On the west and south, Iraq connected to the sands of the Syrian and
Arabian deserts. It was during this period of turmoil and international
political change that Yishak Kaduri emigrated to Eres Israel (the
land of Israel).
Once
there, he studied at a yeshiva in Jerusalem and became a student of
the kabbalists who had worked in Jerusalem since the beginning of
the 19th century. This group included Hakham Salman Eliyahu, father
of the former Rishon L'Sion, Chief Sephardic Rabbi of Israel, Mordehai
Eliyahu.
In
1998 a most unusual meeting took place in Jordan involving Hakham
Yishak Kaduri and King Hussein of Jordan. The interaction between
the Jordanian leader and the rabbi started years previous when the
rabbi sent a message calling upon Hussein to work towards peace in
the world. Kaduri had flown to Jordan as a personal guest of King
Hussein, but he didnt join the rest of the delegation on the
specially prepared flight or later in a car to the mountain, instead,
he was flown in a helicopter piloted by Hussein himself. Hakham Kaduri
would be taken to the burial location of Aaron the High Priest, brother
of Moshe, buried on Mount Hor in modern Jordan.
This
was an unusual visit, as King Hussein had been a virulent enemy of
the Jews for decades. He is remembered as the man who called upon
the destruction of Israel, severely desecrated the Jewish cemetery
on the Mount of Olives, and whose troops destroyed every single synagogue
in the Old City of Jerusalem before 1967. But before the meeting,
Hakham Kaduri's son clarified that his father would not be visiting
the king in Amman for an official visit. He stated the purpose of
the trip was only to pray at the gravesite of Aaron.
In
his later years, Hakham Kaduri lived in the Bukharim neighborhood
of Jerusalem and was associated with the Nachalat Yishak Yeshiva.

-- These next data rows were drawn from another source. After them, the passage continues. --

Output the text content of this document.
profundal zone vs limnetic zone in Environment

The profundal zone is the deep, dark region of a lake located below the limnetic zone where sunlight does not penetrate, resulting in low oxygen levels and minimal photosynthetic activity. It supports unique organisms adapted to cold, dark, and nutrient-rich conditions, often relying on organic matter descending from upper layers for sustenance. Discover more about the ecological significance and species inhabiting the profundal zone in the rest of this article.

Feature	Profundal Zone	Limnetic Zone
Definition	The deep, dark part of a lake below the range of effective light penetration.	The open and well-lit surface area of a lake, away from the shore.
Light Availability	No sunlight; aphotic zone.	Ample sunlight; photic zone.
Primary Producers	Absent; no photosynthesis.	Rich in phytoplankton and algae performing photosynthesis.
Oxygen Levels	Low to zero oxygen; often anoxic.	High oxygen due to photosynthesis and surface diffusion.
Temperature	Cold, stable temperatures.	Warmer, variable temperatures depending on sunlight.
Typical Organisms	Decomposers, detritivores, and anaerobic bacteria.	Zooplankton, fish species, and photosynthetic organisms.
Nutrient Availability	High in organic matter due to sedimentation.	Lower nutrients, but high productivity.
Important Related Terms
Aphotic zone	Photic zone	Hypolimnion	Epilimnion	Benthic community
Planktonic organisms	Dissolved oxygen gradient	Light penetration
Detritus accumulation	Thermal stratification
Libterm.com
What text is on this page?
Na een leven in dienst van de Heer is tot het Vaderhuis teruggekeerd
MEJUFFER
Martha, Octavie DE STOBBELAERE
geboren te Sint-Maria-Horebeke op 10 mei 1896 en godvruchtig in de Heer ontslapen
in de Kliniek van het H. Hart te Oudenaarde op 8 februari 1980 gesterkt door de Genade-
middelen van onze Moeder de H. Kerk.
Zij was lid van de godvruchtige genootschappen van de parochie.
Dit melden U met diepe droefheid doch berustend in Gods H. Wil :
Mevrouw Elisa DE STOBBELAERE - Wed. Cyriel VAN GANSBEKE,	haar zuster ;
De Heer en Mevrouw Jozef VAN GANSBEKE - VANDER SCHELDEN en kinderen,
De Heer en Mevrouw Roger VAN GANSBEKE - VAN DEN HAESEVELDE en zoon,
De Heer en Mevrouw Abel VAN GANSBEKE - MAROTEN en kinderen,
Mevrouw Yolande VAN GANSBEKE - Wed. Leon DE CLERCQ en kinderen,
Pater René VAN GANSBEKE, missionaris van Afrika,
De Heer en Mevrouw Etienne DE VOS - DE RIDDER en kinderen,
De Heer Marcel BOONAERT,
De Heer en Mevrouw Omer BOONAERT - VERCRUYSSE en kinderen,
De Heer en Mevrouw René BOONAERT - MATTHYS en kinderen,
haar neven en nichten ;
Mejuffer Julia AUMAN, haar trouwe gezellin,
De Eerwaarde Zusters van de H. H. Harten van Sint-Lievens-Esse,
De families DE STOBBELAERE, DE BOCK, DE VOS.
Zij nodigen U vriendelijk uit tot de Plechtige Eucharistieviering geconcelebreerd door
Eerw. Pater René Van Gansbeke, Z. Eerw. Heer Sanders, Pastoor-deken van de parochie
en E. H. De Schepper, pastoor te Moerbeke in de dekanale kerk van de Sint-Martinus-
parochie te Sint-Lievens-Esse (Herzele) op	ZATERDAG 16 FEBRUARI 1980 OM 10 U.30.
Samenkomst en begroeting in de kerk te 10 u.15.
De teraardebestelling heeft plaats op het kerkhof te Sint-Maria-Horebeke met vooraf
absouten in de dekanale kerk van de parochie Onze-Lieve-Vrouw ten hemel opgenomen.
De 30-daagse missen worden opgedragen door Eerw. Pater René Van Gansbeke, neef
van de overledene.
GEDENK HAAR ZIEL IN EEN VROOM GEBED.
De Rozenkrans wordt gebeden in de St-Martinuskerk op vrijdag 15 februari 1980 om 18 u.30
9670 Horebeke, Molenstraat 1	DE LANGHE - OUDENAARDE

He was an expert on making religious amulets and many members of the
public possess a gold or silver amulet of his. It was said Kaduri
had learned from the great kabbalists of previous generations the
practice of writing amulets which heal, enhance fertility, or were
able to being success. Every weekend many people, locals and visitors,
would visit the rabbi to kiss his hand out of respect or to get a
special blessing for marriage, health or financial stability.
Hakham
Kaduri and the rabbis of Jerusalem never accepted the commercial exploitation
of the Jewish tradition of kabbalah by cult teaching facilities located
in Buenos Aires, London, Los Angeles, New York, Tel Aviv and elsewhere.
Kaduri realized that the international kabbalah educational facilities,
each with its own teacher called rav, were nothing but
sham operations to gather billions of dollars from easily enticed
victims. When the cultish organizations were joined with a well known
pop singer who similarly exploited kabbalah for her own gain, Hakham
Kaduri issued a statement declaring that people who supported them
were endangering their souls.
The
Sephardic rabbi had been hospitalized and was in the intensive care
unit at Jerusalems Bikur Holim Hospital after being diagnosed
with pneumonia. Prayers and well wishes streamed in from all over
the world for the ailing elder. Former Chief Rabbi Ovadia Yosef visited
Hakham Kaduri at the Hospital and called upon well-wishers worldwide
to recite the entire book of Tehillim (Psalms) on his behalf. The
current Sephardic chief rabbi, Hakham Shelomo Amar, held a special
prayer session for Hakham Kaduri at the Western Wall, the Kotel plaza
in Jerusalem.
Hakham
Kaduri is survived by a wife, Rabbanit Dorit Kaduri, many children,
grand children and great-grandchildren. His loss is another fracture
in the chain that connects the Jewish people to the rabbis of yesteryear;
he was one of the last who was schooled in the Sephardic traditions
that developed over many centuries in the Ottoman lands where the
Sephardic Jews found refuge and thrived for hundreds of years before
the modern State of Israel was established.
Barukh
Dayan Ha Emet. May the Almighty comfort the family of Hakham Yishak
ben Tufaha among the mourners of Sion and Jerusalem.